Money can be understood in terms of what many consider to be its main functions:(a) Medium of exchange;(b) Unit of value/money as information;(c) Store and transmitter of value.
Without money, if people want to exchange goods and services, they barter. "In exchange for filling my car's gas tank I'll work for you for an hour." In most cases this simply wouldn't work because party A doesn't want what party B has to offer in exchange. With the use of money as an intermediary (or go-between), a wider variety of transactions become possible, increasing the chances that more people will satisfy their needs.
To facilitate exchanges of goods and services, it helps if we have a sense of the worth or value of things. I might value my time at $15 an hour. In that case, if someone offers to pay me $15 an hour or more, I would consider working for him or her. If offered less, I would probably decline the offer. Similarly, I might value a loaf of bread at $1. Money as a unit or measure of value helps us to make better economic decisions. In the absence of money it would be much more difficult to make sensible economic and financial decisions. How things are currently priced by most people provides indispensable information for guiding economic and financial decisions.
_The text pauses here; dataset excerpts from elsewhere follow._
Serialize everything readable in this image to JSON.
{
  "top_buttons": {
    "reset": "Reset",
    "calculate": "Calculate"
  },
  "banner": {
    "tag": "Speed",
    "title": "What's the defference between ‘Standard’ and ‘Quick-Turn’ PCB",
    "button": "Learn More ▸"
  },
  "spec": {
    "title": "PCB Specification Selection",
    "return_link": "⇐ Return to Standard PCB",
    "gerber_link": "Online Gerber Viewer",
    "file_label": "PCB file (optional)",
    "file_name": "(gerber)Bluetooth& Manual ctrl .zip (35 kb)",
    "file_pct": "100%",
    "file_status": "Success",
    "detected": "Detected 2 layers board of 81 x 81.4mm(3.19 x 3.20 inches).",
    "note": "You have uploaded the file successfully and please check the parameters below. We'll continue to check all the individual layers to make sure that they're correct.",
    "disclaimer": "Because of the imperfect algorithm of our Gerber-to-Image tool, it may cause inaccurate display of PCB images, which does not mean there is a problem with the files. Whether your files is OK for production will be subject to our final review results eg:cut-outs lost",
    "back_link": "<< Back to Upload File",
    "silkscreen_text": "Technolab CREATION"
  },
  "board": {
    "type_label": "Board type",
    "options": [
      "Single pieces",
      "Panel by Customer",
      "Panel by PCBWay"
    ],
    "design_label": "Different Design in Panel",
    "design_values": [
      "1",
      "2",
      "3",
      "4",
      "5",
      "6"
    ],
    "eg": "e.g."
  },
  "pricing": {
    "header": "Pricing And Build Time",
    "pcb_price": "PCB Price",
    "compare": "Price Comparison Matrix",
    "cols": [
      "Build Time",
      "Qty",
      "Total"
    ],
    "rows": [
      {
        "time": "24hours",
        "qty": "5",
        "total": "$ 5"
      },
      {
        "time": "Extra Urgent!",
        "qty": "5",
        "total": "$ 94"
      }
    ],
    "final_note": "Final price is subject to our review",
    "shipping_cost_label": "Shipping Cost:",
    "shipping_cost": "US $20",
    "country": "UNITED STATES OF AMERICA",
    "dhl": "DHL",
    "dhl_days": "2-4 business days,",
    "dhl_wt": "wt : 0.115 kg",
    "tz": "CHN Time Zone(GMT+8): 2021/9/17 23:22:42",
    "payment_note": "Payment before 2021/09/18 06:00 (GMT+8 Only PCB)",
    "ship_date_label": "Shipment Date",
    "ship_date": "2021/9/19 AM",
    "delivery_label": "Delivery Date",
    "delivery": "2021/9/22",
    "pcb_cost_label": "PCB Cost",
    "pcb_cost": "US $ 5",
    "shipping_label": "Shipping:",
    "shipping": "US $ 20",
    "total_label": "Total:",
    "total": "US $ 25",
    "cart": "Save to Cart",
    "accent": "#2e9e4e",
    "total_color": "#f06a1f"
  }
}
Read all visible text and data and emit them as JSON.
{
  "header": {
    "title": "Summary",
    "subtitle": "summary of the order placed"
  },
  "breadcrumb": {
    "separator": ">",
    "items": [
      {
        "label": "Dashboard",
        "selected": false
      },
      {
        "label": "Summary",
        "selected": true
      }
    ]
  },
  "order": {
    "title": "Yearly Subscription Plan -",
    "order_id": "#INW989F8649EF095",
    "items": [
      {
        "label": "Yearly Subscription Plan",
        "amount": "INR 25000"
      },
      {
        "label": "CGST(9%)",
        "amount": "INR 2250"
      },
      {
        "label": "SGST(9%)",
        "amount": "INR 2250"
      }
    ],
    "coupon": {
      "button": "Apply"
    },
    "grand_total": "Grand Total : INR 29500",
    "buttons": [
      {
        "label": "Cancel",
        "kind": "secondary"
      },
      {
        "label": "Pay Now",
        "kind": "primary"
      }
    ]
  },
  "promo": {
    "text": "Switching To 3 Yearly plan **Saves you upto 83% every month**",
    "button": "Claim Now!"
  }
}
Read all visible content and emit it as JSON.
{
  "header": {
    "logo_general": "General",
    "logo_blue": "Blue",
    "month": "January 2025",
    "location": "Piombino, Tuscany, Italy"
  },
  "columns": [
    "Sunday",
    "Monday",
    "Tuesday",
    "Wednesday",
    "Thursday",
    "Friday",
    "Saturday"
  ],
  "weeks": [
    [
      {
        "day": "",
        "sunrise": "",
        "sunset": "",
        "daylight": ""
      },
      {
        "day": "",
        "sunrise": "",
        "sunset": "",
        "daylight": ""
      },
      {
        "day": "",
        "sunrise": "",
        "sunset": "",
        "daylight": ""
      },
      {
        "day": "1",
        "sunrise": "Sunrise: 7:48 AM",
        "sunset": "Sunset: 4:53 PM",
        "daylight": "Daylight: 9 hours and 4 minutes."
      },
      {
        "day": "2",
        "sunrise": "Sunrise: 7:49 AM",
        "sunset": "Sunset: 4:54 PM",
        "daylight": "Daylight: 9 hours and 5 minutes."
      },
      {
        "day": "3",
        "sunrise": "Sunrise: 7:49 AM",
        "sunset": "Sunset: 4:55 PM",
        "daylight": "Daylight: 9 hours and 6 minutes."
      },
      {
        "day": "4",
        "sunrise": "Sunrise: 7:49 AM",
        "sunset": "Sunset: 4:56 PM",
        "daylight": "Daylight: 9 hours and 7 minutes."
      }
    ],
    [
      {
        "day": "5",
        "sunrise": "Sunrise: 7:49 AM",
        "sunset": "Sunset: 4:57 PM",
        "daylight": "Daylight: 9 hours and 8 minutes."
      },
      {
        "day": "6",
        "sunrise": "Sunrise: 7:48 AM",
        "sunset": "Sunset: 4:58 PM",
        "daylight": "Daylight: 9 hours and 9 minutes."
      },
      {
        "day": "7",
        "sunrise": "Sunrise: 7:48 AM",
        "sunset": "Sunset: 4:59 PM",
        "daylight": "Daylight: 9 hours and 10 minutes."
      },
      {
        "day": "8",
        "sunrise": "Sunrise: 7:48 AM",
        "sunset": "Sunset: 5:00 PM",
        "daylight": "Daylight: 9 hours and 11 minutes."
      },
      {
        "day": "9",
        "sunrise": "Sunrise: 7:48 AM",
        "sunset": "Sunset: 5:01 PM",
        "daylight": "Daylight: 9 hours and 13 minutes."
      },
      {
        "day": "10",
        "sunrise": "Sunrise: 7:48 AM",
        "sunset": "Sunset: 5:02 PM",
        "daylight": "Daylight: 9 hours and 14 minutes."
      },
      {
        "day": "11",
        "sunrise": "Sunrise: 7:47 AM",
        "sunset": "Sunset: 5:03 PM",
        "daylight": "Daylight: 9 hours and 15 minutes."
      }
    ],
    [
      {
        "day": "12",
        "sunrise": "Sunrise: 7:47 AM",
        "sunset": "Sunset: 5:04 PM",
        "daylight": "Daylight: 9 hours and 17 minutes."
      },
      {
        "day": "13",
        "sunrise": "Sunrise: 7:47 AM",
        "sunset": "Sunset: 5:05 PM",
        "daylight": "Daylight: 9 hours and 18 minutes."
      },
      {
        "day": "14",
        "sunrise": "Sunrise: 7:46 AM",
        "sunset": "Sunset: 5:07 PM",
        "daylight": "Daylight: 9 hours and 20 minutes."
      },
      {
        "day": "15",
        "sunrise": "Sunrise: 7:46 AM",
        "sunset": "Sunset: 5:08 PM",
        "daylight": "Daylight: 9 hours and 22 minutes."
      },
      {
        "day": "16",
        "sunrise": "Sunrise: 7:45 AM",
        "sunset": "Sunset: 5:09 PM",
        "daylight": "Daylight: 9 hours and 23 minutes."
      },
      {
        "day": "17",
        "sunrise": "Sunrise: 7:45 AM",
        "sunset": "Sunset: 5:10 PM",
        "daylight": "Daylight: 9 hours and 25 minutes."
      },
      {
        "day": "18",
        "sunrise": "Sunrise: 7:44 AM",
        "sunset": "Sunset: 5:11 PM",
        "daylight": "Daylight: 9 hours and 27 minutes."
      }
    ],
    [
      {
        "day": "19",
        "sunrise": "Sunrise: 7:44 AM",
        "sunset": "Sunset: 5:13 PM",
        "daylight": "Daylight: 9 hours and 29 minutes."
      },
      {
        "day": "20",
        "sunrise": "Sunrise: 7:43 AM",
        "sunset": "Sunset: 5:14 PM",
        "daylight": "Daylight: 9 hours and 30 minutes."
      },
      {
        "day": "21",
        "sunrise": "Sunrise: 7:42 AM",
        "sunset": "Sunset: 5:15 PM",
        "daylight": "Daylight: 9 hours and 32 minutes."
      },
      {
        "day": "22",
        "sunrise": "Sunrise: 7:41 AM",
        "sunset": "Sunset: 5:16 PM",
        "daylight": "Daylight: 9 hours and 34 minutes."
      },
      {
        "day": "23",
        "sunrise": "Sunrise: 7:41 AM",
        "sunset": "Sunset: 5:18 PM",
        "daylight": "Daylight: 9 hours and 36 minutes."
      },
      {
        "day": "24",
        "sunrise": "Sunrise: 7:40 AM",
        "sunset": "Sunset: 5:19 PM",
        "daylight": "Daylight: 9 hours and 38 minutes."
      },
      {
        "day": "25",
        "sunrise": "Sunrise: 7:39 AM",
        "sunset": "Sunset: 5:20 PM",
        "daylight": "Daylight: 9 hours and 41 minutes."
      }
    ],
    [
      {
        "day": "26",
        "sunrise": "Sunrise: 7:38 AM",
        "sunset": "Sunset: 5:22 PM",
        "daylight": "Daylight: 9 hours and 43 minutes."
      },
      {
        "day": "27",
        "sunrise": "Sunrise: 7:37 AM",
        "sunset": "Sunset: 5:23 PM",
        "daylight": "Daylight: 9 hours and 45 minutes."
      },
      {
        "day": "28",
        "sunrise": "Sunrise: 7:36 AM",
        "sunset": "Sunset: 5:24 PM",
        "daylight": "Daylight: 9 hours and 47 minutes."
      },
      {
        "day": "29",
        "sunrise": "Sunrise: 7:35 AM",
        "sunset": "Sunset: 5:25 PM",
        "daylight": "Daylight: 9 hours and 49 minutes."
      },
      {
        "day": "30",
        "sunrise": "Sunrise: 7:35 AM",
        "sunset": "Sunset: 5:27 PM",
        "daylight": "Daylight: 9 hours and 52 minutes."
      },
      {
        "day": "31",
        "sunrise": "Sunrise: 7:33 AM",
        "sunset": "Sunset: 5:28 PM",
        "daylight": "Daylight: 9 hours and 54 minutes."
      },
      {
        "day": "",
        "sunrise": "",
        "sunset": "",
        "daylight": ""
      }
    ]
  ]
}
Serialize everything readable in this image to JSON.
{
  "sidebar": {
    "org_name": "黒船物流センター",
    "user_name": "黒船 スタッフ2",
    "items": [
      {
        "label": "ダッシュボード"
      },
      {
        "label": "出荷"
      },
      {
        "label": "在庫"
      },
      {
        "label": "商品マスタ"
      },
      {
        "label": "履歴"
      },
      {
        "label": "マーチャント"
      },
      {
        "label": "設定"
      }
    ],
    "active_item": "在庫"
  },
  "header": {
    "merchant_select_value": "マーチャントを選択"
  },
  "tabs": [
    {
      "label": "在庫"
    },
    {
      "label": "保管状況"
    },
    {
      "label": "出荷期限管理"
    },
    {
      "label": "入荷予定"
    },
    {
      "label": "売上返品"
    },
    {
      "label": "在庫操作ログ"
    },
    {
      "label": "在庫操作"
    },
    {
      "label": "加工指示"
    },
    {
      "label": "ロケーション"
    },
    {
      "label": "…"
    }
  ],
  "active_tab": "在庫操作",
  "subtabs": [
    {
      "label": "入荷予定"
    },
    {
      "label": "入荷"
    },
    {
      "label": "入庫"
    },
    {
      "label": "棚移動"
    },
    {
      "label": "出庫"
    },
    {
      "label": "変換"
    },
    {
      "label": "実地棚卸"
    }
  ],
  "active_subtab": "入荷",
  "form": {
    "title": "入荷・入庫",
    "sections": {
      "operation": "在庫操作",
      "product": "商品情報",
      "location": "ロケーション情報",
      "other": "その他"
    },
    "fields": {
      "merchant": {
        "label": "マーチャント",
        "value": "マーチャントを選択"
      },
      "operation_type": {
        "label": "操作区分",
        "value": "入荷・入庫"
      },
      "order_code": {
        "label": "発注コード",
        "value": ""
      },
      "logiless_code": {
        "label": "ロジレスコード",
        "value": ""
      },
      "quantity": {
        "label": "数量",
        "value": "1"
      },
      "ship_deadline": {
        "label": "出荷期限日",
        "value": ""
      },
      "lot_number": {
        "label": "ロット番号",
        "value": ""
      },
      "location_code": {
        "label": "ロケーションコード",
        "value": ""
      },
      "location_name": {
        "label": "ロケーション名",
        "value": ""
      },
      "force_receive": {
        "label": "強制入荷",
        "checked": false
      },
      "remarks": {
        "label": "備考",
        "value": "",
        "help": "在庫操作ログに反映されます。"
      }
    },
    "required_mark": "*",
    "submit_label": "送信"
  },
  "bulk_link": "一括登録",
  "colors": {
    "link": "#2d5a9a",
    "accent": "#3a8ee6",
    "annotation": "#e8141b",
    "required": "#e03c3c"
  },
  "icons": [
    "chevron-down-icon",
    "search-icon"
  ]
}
The store-of-value function of money makes an important dimension to economic and financial life much easier. It enables us to produce a surplus in the present, to save the surplus, and to "move" it to different places or into the future. Money makes it easy to transfer value from place to place or present to future.
In Your Money or Your Life, Joe Dominguez and Vicki Robin provide four perspectives of money:(a) The street-level perspective (practical, physical realm);(b) The neighborhood perspective (emotional/psychological realm);(c) The citywide perspective (cultural realm);(d) The jet plane perspective (personal responsibility and transformation).
The street-level perspective (practical, physical realm) includes the physical aspects of notes and coins and all our financial transactions: allowances, jobs/paid employment, banking our checks, balancing our checking account, credit cards, insurance, buying a house, investing, assets and liabilities, etc.
The neighborhood perspective (emotional/psychological realm) includes beliefs and myths about money: what you have to do to get money, money as security, money as power, money as social acceptance, money as evil, etc. "Economic correctness" is at this level. So is money as a problem for couples to fight over and as a cause to break up their relationship. You can also get murdered for your money.
The three main functions of money I've described above can be assigned to the citywide perspective (cultural realm). So can "economic bogeymen" such as GNP (gross national product), CPI (consumer price index -- a measure of inflation), cost of living, recession, depression, economic expansion, bull and bear markets, etc.